December 2, 2008

  • i hate her.

    My great grandma passed away this weekend. The same night that my sister called me in the middle of the night, bawling her eyes out, scared. No one should feel unsafe in their environment. My mother is less than nothing to me. I hate her. When Elina said on ANTM that she hates her mother, everyone gasped, shocked. But I understand. Unless you’ve been here, don’t judge. You don’t know what it’s like if you think saying you hate your parent(s) is horrible.

    My sisters drove in the middle of the night to my house. Scared. Sad. I got little sleep for the next three days.

    It’s reality. It’s truth. It makes it no less horrifying. Violence wraps its fist around an old house in the city. It reeks of fear and sorrow.

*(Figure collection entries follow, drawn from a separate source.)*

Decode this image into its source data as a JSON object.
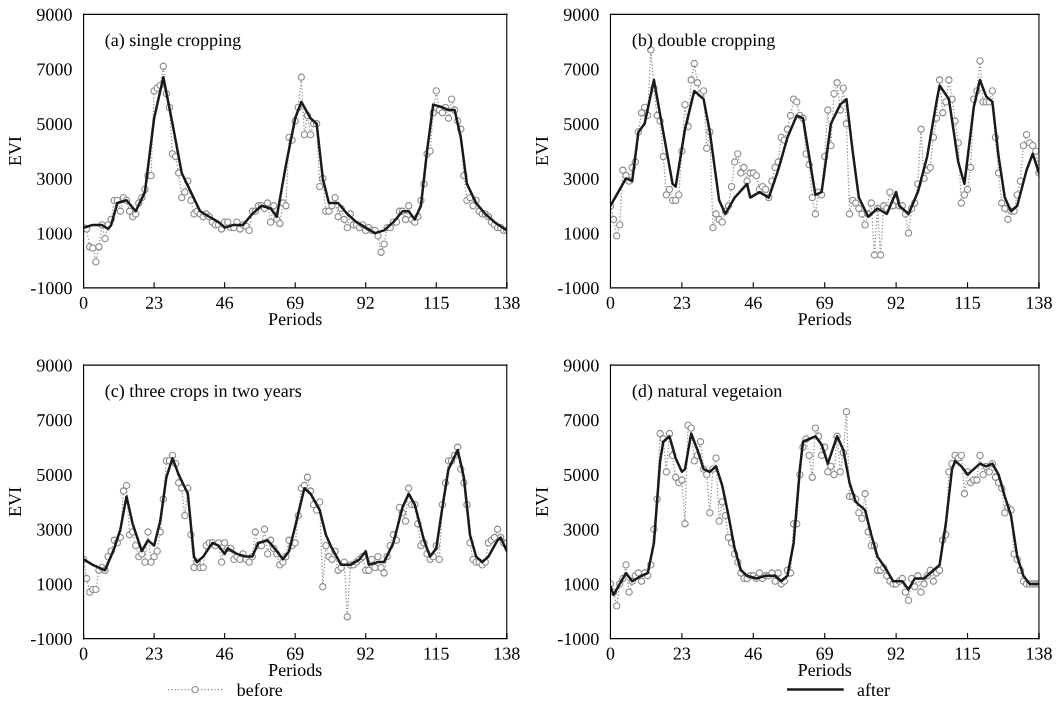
{
  "chart_data": [
    {
      "type": "line",
      "title": "(a) single cropping",
      "xlabel": "Periods",
      "ylabel": "EVI",
      "xlim": [
        0,
        138
      ],
      "ylim": [
        -1000,
        9000
      ],
      "xticks": [
        0,
        23,
        46,
        69,
        92,
        115,
        138
      ],
      "yticks": [
        -1000,
        1000,
        3000,
        5000,
        7000,
        9000
      ],
      "grid": false,
      "x": [
        0,
        1,
        2,
        3,
        4,
        5,
        6,
        7,
        8,
        9,
        10,
        11,
        12,
        13,
        14,
        15,
        16,
        17,
        18,
        19,
        20,
        21,
        22,
        23,
        24,
        25,
        26,
        27,
        28,
        29,
        30,
        31,
        32,
        33,
        34,
        35,
        36,
        37,
        38,
        39,
        40,
        41,
        42,
        43,
        44,
        45,
        46,
        47,
        48,
        49,
        50,
        51,
        52,
        53,
        54,
        55,
        56,
        57,
        58,
        59,
        60,
        61,
        62,
        63,
        64,
        65,
        66,
        67,
        68,
        69,
        70,
        71,
        72,
        73,
        74,
        75,
        76,
        77,
        78,
        79,
        80,
        81,
        82,
        83,
        84,
        85,
        86,
        87,
        88,
        89,
        90,
        91,
        92,
        93,
        94,
        95,
        96,
        97,
        98,
        99,
        100,
        101,
        102,
        103,
        104,
        105,
        106,
        107,
        108,
        109,
        110,
        111,
        112,
        113,
        114,
        115,
        116,
        117,
        118,
        119,
        120,
        121,
        122,
        123,
        124,
        125,
        126,
        127,
        128,
        129,
        130,
        131,
        132,
        133,
        134,
        135,
        136,
        137,
        138
      ],
      "series": [
        {
          "color": "#8c8c8c",
          "marker": "circle",
          "line_style": "dotted",
          "values": [
            1200,
            1150,
            500,
            450,
            -50,
            500,
            1300,
            800,
            1300,
            1500,
            2200,
            2200,
            1800,
            2300,
            2200,
            1800,
            1600,
            1700,
            2100,
            2300,
            2600,
            3100,
            3100,
            6200,
            6300,
            6400,
            7100,
            6100,
            5600,
            3900,
            3800,
            3200,
            2300,
            2500,
            2900,
            2200,
            1700,
            1800,
            1700,
            1600,
            1700,
            1600,
            1400,
            1300,
            1300,
            1150,
            1400,
            1400,
            1200,
            1200,
            1400,
            1150,
            1300,
            1250,
            1100,
            1800,
            1800,
            2000,
            2000,
            1900,
            2100,
            1400,
            2000,
            1500,
            1350,
            2100,
            2000,
            4500,
            4400,
            5100,
            5600,
            6700,
            4600,
            5300,
            4600,
            5000,
            5000,
            2700,
            3000,
            1800,
            1800,
            2000,
            2300,
            1600,
            1900,
            1500,
            1200,
            1700,
            1300,
            1300,
            1200,
            1300,
            1100,
            1200,
            1100,
            1100,
            900,
            300,
            600,
            1200,
            1200,
            1400,
            1400,
            1800,
            1800,
            1500,
            2000,
            1500,
            1400,
            1600,
            2200,
            2800,
            3900,
            4000,
            5400,
            6200,
            5500,
            5400,
            5600,
            5200,
            5900,
            5500,
            5100,
            4800,
            3100,
            2200,
            2300,
            2000,
            2200,
            1800,
            1700,
            1700,
            1600,
            1400,
            1300,
            1200,
            1200,
            1100,
            1100
          ]
        },
        {
          "color": "#1a1a1a",
          "marker": "none",
          "line_style": "solid",
          "x": [
            0,
            3,
            6,
            8,
            9,
            11,
            14,
            17,
            20,
            23,
            26,
            29,
            32,
            35,
            38,
            41,
            44,
            46,
            49,
            52,
            55,
            58,
            61,
            63,
            66,
            69,
            71,
            74,
            76,
            78,
            80,
            83,
            86,
            89,
            92,
            95,
            98,
            101,
            104,
            106,
            108,
            110,
            112,
            114,
            117,
            119,
            121,
            123,
            125,
            128,
            131,
            134,
            138
          ],
          "values": [
            1200,
            1300,
            1300,
            1150,
            1300,
            2100,
            2200,
            1800,
            2500,
            5200,
            6700,
            5000,
            3200,
            2500,
            1800,
            1600,
            1400,
            1200,
            1300,
            1300,
            1700,
            2000,
            1900,
            1600,
            3500,
            5200,
            5800,
            5200,
            5000,
            3000,
            2100,
            2100,
            1700,
            1400,
            1200,
            1000,
            1100,
            1400,
            1800,
            1800,
            1500,
            2000,
            4000,
            5700,
            5600,
            5500,
            5500,
            4500,
            2800,
            2100,
            1700,
            1400,
            1100
          ]
        }
      ]
    },
    {
      "type": "line",
      "title": "(b) double cropping",
      "xlabel": "Periods",
      "ylabel": "EVI",
      "xlim": [
        0,
        138
      ],
      "ylim": [
        -1000,
        9000
      ],
      "xticks": [
        0,
        23,
        46,
        69,
        92,
        115,
        138
      ],
      "yticks": [
        -1000,
        1000,
        3000,
        5000,
        7000,
        9000
      ],
      "grid": false,
      "x": [
        0,
        1,
        2,
        3,
        4,
        5,
        6,
        7,
        8,
        9,
        10,
        11,
        12,
        13,
        14,
        15,
        16,
        17,
        18,
        19,
        20,
        21,
        22,
        23,
        24,
        25,
        26,
        27,
        28,
        29,
        30,
        31,
        32,
        33,
        34,
        35,
        36,
        37,
        38,
        39,
        40,
        41,
        42,
        43,
        44,
        45,
        46,
        47,
        48,
        49,
        50,
        51,
        52,
        53,
        54,
        55,
        56,
        57,
        58,
        59,
        60,
        61,
        62,
        63,
        64,
        65,
        66,
        67,
        68,
        69,
        70,
        71,
        72,
        73,
        74,
        75,
        76,
        77,
        78,
        79,
        80,
        81,
        82,
        83,
        84,
        85,
        86,
        87,
        88,
        89,
        90,
        91,
        92,
        93,
        94,
        95,
        96,
        97,
        98,
        99,
        100,
        101,
        102,
        103,
        104,
        105,
        106,
        107,
        108,
        109,
        110,
        111,
        112,
        113,
        114,
        115,
        116,
        117,
        118,
        119,
        120,
        121,
        122,
        123,
        124,
        125,
        126,
        127,
        128,
        129,
        130,
        131,
        132,
        133,
        134,
        135,
        136,
        137,
        138
      ],
      "series": [
        {
          "color": "#8c8c8c",
          "marker": "circle",
          "line_style": "dotted",
          "values": [
            2000,
            1500,
            900,
            1300,
            3300,
            3100,
            2900,
            3400,
            3600,
            4700,
            5400,
            5600,
            5300,
            7700,
            6300,
            5300,
            5100,
            3800,
            2400,
            2600,
            2200,
            2200,
            2400,
            4000,
            5700,
            4900,
            6600,
            7200,
            6500,
            6100,
            6200,
            4100,
            4700,
            1200,
            1700,
            1500,
            1400,
            1800,
            2000,
            2700,
            3600,
            3900,
            3200,
            3400,
            2900,
            3200,
            3200,
            3100,
            2600,
            2700,
            2600,
            2300,
            2900,
            3400,
            3600,
            4500,
            4400,
            4800,
            5300,
            5900,
            5800,
            5300,
            5200,
            3900,
            3500,
            2300,
            1700,
            2500,
            2400,
            3800,
            5500,
            4200,
            6100,
            6500,
            5500,
            6300,
            5000,
            1700,
            2200,
            2100,
            1900,
            1700,
            1300,
            1700,
            2100,
            200,
            1900,
            200,
            2000,
            1900,
            2500,
            2000,
            2200,
            2000,
            2000,
            1700,
            1000,
            1900,
            2100,
            2800,
            4800,
            3000,
            3300,
            3400,
            4500,
            5200,
            6600,
            5400,
            5800,
            6600,
            5900,
            5100,
            4300,
            2100,
            2400,
            2600,
            3400,
            5900,
            6200,
            7300,
            5800,
            5800,
            5800,
            6200,
            4500,
            3200,
            2100,
            1900,
            1500,
            1800,
            1800,
            2400,
            2900,
            4200,
            4600,
            4300,
            4200,
            4000,
            3200
          ]
        },
        {
          "color": "#1a1a1a",
          "marker": "none",
          "line_style": "solid",
          "x": [
            0,
            3,
            5,
            7,
            9,
            11,
            14,
            17,
            20,
            21,
            24,
            27,
            30,
            32,
            35,
            37,
            40,
            44,
            45,
            48,
            51,
            54,
            57,
            60,
            62,
            64,
            66,
            68,
            71,
            74,
            76,
            78,
            80,
            83,
            86,
            89,
            92,
            93,
            96,
            99,
            102,
            105,
            106,
            109,
            112,
            114,
            117,
            119,
            121,
            123,
            125,
            127,
            129,
            131,
            134,
            136,
            138
          ],
          "values": [
            2000,
            2600,
            3000,
            2900,
            4700,
            5000,
            6600,
            4700,
            2800,
            2700,
            4800,
            6200,
            5900,
            4700,
            2200,
            1700,
            2300,
            2800,
            2300,
            2500,
            2300,
            3300,
            4500,
            5300,
            5200,
            3800,
            2400,
            2500,
            5000,
            5700,
            5900,
            4000,
            2300,
            1600,
            1900,
            1700,
            2500,
            2000,
            1700,
            2500,
            3800,
            5800,
            6400,
            5900,
            3600,
            2800,
            5600,
            6600,
            6000,
            5800,
            3800,
            2300,
            1800,
            2000,
            3300,
            3900,
            3200
          ]
        }
      ]
    },
    {
      "type": "line",
      "title": "(c) three crops in two years",
      "xlabel": "Periods",
      "ylabel": "EVI",
      "xlim": [
        0,
        138
      ],
      "ylim": [
        -1000,
        9000
      ],
      "xticks": [
        0,
        23,
        46,
        69,
        92,
        115,
        138
      ],
      "yticks": [
        -1000,
        1000,
        3000,
        5000,
        7000,
        9000
      ],
      "grid": false,
      "legend": "bottom",
      "x": [
        0,
        1,
        2,
        3,
        4,
        5,
        6,
        7,
        8,
        9,
        10,
        11,
        12,
        13,
        14,
        15,
        16,
        17,
        18,
        19,
        20,
        21,
        22,
        23,
        24,
        25,
        26,
        27,
        28,
        29,
        30,
        31,
        32,
        33,
        34,
        35,
        36,
        37,
        38,
        39,
        40,
        41,
        42,
        43,
        44,
        45,
        46,
        47,
        48,
        49,
        50,
        51,
        52,
        53,
        54,
        55,
        56,
        57,
        58,
        59,
        60,
        61,
        62,
        63,
        64,
        65,
        66,
        67,
        68,
        69,
        70,
        71,
        72,
        73,
        74,
        75,
        76,
        77,
        78,
        79,
        80,
        81,
        82,
        83,
        84,
        85,
        86,
        87,
        88,
        89,
        90,
        91,
        92,
        93,
        94,
        95,
        96,
        97,
        98,
        99,
        100,
        101,
        102,
        103,
        104,
        105,
        106,
        107,
        108,
        109,
        110,
        111,
        112,
        113,
        114,
        115,
        116,
        117,
        118,
        119,
        120,
        121,
        122,
        123,
        124,
        125,
        126,
        127,
        128,
        129,
        130,
        131,
        132,
        133,
        134,
        135,
        136,
        137,
        138
      ],
      "series": [
        {
          "name": "before",
          "color": "#8c8c8c",
          "marker": "circle",
          "line_style": "dotted",
          "values": [
            1900,
            1200,
            700,
            800,
            800,
            1500,
            1600,
            1500,
            2000,
            2200,
            2600,
            2500,
            2700,
            4400,
            4600,
            2800,
            2900,
            2400,
            2000,
            2100,
            1800,
            2900,
            1800,
            2000,
            2200,
            2900,
            4100,
            5500,
            5500,
            5700,
            5400,
            4700,
            4500,
            3500,
            4500,
            2800,
            1600,
            1800,
            1600,
            1600,
            2400,
            2500,
            2500,
            2400,
            2500,
            1800,
            2500,
            2300,
            2300,
            1900,
            2000,
            1900,
            2100,
            1900,
            1800,
            2000,
            2900,
            2400,
            2400,
            3000,
            2100,
            2600,
            2300,
            2100,
            1700,
            1800,
            2000,
            2600,
            2400,
            2500,
            3500,
            4500,
            4600,
            4900,
            4400,
            3900,
            3700,
            4000,
            900,
            2400,
            2000,
            1900,
            2200,
            1500,
            1600,
            1800,
            -200,
            1700,
            1700,
            1800,
            1900,
            2000,
            1500,
            1500,
            1900,
            1600,
            2000,
            1600,
            1400,
            2000,
            2400,
            2800,
            2600,
            3800,
            3600,
            3300,
            4500,
            3900,
            3900,
            3200,
            2400,
            2500,
            2100,
            1900,
            2000,
            2400,
            1900,
            3900,
            4700,
            5500,
            5500,
            5700,
            6000,
            5200,
            4700,
            3900,
            2500,
            1900,
            1800,
            1800,
            1700,
            1800,
            2500,
            2600,
            2700,
            3000,
            2700,
            2500,
            2500
          ]
        },
        {
          "name": "after",
          "color": "#1a1a1a",
          "marker": "none",
          "line_style": "solid",
          "x": [
            0,
            3,
            7,
            10,
            12,
            14,
            16,
            19,
            21,
            23,
            25,
            27,
            29,
            31,
            34,
            36,
            37,
            39,
            42,
            44,
            46,
            47,
            50,
            53,
            55,
            57,
            60,
            63,
            65,
            67,
            69,
            72,
            74,
            77,
            79,
            81,
            84,
            87,
            90,
            92,
            93,
            96,
            98,
            101,
            104,
            106,
            108,
            111,
            113,
            115,
            117,
            119,
            122,
            124,
            126,
            128,
            130,
            132,
            135,
            136,
            138
          ],
          "values": [
            1900,
            1700,
            1500,
            2300,
            3000,
            4200,
            3200,
            2200,
            2600,
            2400,
            3300,
            4900,
            5600,
            5000,
            4300,
            2000,
            1800,
            2000,
            2500,
            2400,
            2100,
            2300,
            2100,
            2000,
            2000,
            2500,
            2600,
            2200,
            1900,
            2200,
            3100,
            4500,
            4300,
            3700,
            2800,
            2300,
            1700,
            1700,
            1900,
            2200,
            1700,
            1800,
            1800,
            2500,
            3800,
            4300,
            3900,
            2600,
            2000,
            2300,
            3800,
            5200,
            5900,
            4900,
            2800,
            2000,
            1800,
            2000,
            2600,
            2700,
            2200
          ]
        }
      ]
    },
    {
      "type": "line",
      "title": "(d) natural vegetaion",
      "xlabel": "Periods",
      "ylabel": "EVI",
      "xlim": [
        0,
        138
      ],
      "ylim": [
        -1000,
        9000
      ],
      "xticks": [
        0,
        23,
        46,
        69,
        92,
        115,
        138
      ],
      "yticks": [
        -1000,
        1000,
        3000,
        5000,
        7000,
        9000
      ],
      "grid": false,
      "x": [
        0,
        1,
        2,
        3,
        4,
        5,
        6,
        7,
        8,
        9,
        10,
        11,
        12,
        13,
        14,
        15,
        16,
        17,
        18,
        19,
        20,
        21,
        22,
        23,
        24,
        25,
        26,
        27,
        28,
        29,
        30,
        31,
        32,
        33,
        34,
        35,
        36,
        37,
        38,
        39,
        40,
        41,
        42,
        43,
        44,
        45,
        46,
        47,
        48,
        49,
        50,
        51,
        52,
        53,
        54,
        55,
        56,
        57,
        58,
        59,
        60,
        61,
        62,
        63,
        64,
        65,
        66,
        67,
        68,
        69,
        70,
        71,
        72,
        73,
        74,
        75,
        76,
        77,
        78,
        79,
        80,
        81,
        82,
        83,
        84,
        85,
        86,
        87,
        88,
        89,
        90,
        91,
        92,
        93,
        94,
        95,
        96,
        97,
        98,
        99,
        100,
        101,
        102,
        103,
        104,
        105,
        106,
        107,
        108,
        109,
        110,
        111,
        112,
        113,
        114,
        115,
        116,
        117,
        118,
        119,
        120,
        121,
        122,
        123,
        124,
        125,
        126,
        127,
        128,
        129,
        130,
        131,
        132,
        133,
        134,
        135,
        136,
        137,
        138
      ],
      "series": [
        {
          "color": "#8c8c8c",
          "marker": "circle",
          "line_style": "dotted",
          "values": [
            1000,
            700,
            200,
            1000,
            1200,
            1700,
            700,
            1100,
            1300,
            1400,
            1100,
            1400,
            1300,
            1700,
            3000,
            4100,
            6500,
            6300,
            5100,
            6500,
            5700,
            4900,
            4700,
            4800,
            3200,
            6800,
            6700,
            5500,
            5700,
            6200,
            5200,
            5000,
            3600,
            5200,
            5600,
            3300,
            4000,
            3500,
            2700,
            2500,
            2100,
            1800,
            1400,
            1200,
            1200,
            1300,
            1300,
            1200,
            1400,
            1200,
            1300,
            1300,
            1400,
            1100,
            1400,
            1000,
            1100,
            1500,
            1400,
            3200,
            3200,
            5000,
            6000,
            6300,
            5700,
            4900,
            6700,
            6400,
            5700,
            6000,
            5100,
            5300,
            5000,
            6400,
            5100,
            5800,
            7300,
            4200,
            4200,
            4100,
            3600,
            3400,
            4300,
            2900,
            2400,
            2400,
            1500,
            1500,
            1600,
            1300,
            1100,
            1000,
            1000,
            1100,
            1200,
            700,
            400,
            1200,
            900,
            1300,
            700,
            1000,
            1300,
            1500,
            1100,
            1400,
            1500,
            2600,
            2800,
            5100,
            5400,
            5700,
            5600,
            5700,
            4300,
            5100,
            4700,
            4800,
            4800,
            5700,
            5000,
            5300,
            5100,
            5400,
            4900,
            4700,
            4500,
            3600,
            3800,
            3700,
            2100,
            1900,
            1500,
            1100,
            1000,
            1000,
            1000,
            1000,
            1000
          ]
        },
        {
          "color": "#1a1a1a",
          "marker": "none",
          "line_style": "solid",
          "x": [
            0,
            1,
            3,
            5,
            7,
            10,
            12,
            14,
            16,
            17,
            19,
            21,
            23,
            24,
            26,
            28,
            30,
            32,
            34,
            36,
            38,
            40,
            42,
            44,
            47,
            50,
            53,
            55,
            57,
            59,
            61,
            62,
            64,
            66,
            68,
            70,
            73,
            75,
            77,
            79,
            82,
            84,
            86,
            89,
            91,
            94,
            96,
            98,
            101,
            104,
            106,
            108,
            110,
            111,
            113,
            115,
            117,
            119,
            121,
            123,
            125,
            127,
            129,
            131,
            133,
            135,
            138
          ],
          "values": [
            900,
            600,
            1000,
            1400,
            1100,
            1300,
            1400,
            2500,
            5500,
            6200,
            6400,
            5600,
            5100,
            5200,
            6500,
            5900,
            5200,
            5100,
            5300,
            4600,
            3500,
            2300,
            1500,
            1300,
            1200,
            1300,
            1300,
            1100,
            1300,
            2500,
            5200,
            6200,
            6300,
            6400,
            6100,
            5400,
            6400,
            5900,
            4700,
            4000,
            3700,
            2800,
            2000,
            1500,
            1100,
            1100,
            800,
            1200,
            1200,
            1500,
            1700,
            3200,
            5200,
            5500,
            5300,
            5000,
            5200,
            5400,
            5300,
            5400,
            5000,
            4200,
            3500,
            2000,
            1300,
            1000,
            1000
          ]
        }
      ]
    }
  ]
}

    She has no right to treat people that way.

    ~*~

    I am hemorrhaging. My heart is heavy. Has it bled out the ability to feel? I feel full of sadness, yet hollow. I can’t place this feeling. A culmination of events has left my internal wounds gaping, spurting sadness and anxiety. I can’t breathe. Symptoms of denial. Can I point fingers when I do the same? I don’t deny. I repress. Does she?

Comments (3)

  • I hate my mother.

  • @antisoccermom - I’m sorry.It seems like so many people have problems with their mothers.

  • I totally understand your feeling about family members. I have kept my distance from 99% of my family for 22 years. If you read my blog you will see why. No shame in saying that you have these feelings for anyone, family included. Don’t critisize until you’ve walked a mile in another person’s shoes.